Maria Sharapova is on the cover of December 2018 issue of Entrepreneur, and deservingly so — not only does she have an awe-inspiring tennis career, but her refined business sense and work ethic have spread her influence way beyond the sport, to the point that she’s now a highly successful entrepreneur in various niches and her rise has only just begun.the
Adding to her $38,342,119 WTA prize money, Sharapova’s list of sponsors boasts multimillion-dollar deals with giants such as Nike, Canon, Porsche, Nike, Head, and Evian. But that’s just a fraction of the story. It’s not only Sharapova’s face and persona that sell products, the Maria tennis clothing line she’s been creating with Nike has consistently been a big hit and a ballet flat she designed for Cole Haan was the brand’s best-selling shoe for two years.
Given that champions feel that only the sky is the limit, Sharapova wanted to try herself out in building her own brand from scratch and, unsurprisingly, her six-year-old Sugarpova candy project is growing at double digits year over year. After a modest start, but with good strategy and desire for expansion, Sugarpova is now sold in 22 countries and includes about a dozen products, from gummies to high-end chocolate. According to Entrepreneur, Sugarpova’s 2017 sales have been estimated at $10 to $12 million.

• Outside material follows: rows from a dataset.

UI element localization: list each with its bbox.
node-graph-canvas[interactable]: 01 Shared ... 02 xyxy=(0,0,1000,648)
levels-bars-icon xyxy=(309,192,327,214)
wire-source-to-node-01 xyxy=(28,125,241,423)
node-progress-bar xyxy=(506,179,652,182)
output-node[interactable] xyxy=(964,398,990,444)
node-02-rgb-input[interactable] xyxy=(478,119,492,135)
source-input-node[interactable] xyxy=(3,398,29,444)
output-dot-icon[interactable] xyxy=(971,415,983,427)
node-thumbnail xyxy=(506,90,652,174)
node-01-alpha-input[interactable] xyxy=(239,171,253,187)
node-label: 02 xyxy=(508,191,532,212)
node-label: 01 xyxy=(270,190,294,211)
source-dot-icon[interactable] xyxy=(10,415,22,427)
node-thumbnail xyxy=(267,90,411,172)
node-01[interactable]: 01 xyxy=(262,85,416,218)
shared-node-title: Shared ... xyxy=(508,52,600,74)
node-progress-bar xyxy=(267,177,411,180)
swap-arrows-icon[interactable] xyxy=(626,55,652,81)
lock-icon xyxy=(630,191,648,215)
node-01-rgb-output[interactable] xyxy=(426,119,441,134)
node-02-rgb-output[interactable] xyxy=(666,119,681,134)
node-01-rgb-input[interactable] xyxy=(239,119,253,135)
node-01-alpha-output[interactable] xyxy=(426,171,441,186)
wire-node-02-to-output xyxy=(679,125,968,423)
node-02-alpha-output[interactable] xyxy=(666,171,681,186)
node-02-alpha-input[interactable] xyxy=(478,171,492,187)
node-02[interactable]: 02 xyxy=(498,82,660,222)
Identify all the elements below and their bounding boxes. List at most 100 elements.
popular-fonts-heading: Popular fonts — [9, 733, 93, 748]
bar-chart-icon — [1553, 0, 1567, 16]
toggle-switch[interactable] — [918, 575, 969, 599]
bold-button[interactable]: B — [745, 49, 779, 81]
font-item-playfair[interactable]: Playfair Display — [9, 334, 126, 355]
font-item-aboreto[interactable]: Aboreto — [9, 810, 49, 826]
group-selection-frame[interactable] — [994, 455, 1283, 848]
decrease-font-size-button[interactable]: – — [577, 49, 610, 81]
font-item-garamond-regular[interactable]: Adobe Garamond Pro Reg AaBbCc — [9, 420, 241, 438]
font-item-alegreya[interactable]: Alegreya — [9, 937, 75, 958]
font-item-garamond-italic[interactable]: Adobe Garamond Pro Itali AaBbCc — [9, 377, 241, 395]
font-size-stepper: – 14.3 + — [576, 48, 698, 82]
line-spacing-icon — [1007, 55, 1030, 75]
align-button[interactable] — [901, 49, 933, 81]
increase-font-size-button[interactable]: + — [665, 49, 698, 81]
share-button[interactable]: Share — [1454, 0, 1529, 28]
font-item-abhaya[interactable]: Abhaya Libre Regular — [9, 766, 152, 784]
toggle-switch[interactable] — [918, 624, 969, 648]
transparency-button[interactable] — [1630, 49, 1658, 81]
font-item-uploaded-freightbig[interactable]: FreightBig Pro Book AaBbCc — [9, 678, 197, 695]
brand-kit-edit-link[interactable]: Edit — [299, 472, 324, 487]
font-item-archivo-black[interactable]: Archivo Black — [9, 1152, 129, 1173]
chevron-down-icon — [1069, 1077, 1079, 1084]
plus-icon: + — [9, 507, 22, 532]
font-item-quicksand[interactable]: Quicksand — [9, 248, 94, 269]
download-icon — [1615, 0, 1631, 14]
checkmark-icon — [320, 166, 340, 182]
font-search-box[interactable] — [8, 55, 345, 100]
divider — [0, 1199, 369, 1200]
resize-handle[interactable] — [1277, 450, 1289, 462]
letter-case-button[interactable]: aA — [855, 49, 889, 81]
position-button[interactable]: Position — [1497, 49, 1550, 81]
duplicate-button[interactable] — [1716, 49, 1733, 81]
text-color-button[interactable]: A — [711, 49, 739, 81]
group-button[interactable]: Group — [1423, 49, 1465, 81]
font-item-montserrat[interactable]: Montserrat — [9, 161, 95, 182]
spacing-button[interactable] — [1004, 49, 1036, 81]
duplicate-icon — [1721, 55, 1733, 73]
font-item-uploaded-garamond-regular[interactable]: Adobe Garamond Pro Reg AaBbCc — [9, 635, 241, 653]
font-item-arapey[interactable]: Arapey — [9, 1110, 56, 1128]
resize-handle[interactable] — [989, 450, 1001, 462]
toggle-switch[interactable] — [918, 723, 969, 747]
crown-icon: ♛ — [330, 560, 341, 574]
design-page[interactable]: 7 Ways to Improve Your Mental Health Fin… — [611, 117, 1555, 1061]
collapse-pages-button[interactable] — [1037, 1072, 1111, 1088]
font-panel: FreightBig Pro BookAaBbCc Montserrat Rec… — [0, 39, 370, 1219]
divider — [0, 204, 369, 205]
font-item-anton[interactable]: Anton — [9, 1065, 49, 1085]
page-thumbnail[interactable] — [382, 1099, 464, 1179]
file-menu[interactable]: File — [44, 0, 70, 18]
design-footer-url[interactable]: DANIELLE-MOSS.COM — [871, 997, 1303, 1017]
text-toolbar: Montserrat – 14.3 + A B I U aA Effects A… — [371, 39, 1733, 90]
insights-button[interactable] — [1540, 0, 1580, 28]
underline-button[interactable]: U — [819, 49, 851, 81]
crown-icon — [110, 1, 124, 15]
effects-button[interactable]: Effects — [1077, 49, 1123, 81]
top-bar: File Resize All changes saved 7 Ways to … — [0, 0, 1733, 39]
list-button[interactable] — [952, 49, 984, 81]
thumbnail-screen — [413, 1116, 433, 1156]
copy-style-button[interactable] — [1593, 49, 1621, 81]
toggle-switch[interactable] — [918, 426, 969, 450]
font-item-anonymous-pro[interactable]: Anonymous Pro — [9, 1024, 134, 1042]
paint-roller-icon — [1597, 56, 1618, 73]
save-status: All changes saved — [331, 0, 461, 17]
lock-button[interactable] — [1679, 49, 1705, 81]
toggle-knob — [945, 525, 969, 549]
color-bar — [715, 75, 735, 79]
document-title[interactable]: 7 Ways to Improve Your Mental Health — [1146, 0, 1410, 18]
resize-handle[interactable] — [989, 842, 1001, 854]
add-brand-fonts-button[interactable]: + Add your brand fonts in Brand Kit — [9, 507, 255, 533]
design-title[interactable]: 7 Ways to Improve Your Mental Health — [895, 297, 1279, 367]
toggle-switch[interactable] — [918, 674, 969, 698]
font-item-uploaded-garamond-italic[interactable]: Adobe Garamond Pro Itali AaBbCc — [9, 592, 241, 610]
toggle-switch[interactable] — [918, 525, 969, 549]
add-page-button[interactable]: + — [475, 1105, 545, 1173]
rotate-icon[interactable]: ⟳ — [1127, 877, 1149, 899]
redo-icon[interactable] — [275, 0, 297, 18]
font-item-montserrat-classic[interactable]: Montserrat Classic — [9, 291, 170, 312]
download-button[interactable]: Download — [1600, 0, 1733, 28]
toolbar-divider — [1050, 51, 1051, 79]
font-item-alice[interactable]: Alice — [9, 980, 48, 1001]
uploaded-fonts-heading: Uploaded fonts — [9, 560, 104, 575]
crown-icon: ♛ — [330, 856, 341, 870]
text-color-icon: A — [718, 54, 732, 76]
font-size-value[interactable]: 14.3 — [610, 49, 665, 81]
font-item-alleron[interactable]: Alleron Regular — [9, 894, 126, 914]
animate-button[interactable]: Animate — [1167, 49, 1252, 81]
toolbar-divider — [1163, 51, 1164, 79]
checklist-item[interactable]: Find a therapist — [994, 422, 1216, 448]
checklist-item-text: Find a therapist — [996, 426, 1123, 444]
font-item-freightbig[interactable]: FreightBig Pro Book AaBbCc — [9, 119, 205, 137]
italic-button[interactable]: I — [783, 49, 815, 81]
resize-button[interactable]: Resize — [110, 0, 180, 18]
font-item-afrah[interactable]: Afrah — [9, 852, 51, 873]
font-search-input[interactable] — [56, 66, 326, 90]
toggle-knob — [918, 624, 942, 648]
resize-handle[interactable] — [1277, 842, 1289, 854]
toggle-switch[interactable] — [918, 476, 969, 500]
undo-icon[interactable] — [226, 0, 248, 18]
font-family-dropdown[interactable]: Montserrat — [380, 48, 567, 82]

It’s apparent that Sharapova was born with this business wisdom, but if there’s one thing she can advise us it’s that there’s nothing you can do alone and building a strong team is crucial:
One of the things I’ve taken from my sport is the importance of team building. I have a very small group I rely on, whose opinion I very much call for. It’s key to have those people, even as you become more confident in your own voice and your own choices. There’s a reason you have a team behind you, and that’s because they are much more knowledgeable in certain areas than you are. I don’t want to be the smartest employee on my team.
Besides Sugarpova, at the moment Sharapova’s business portfolio includes investments in Ultimate Fighting Championship, sunscreen maker Supergoop and an app called Charly that lets users message celebrities; plus an upcoming partnership codesigning hotel gyms with architect Dan Meis, whose projects include the Staples Center in Los Angeles and Safeco Field in Seattle.
I can’t even comprehend the areas Maria’s empire will cover in the coming years and decades, especially when I hear the projection of Max Eisenbud, who is the most important person in Masha’s team, having been by her side for 20 years:
I think she’ll be a better businesswoman than she is a tennis player. She’s amazingly competitive.
Most people would kill for Maria’s tennis career, but for her, it’s just the beginning. Maria is “Unstoppable”, as her autobiography suggests.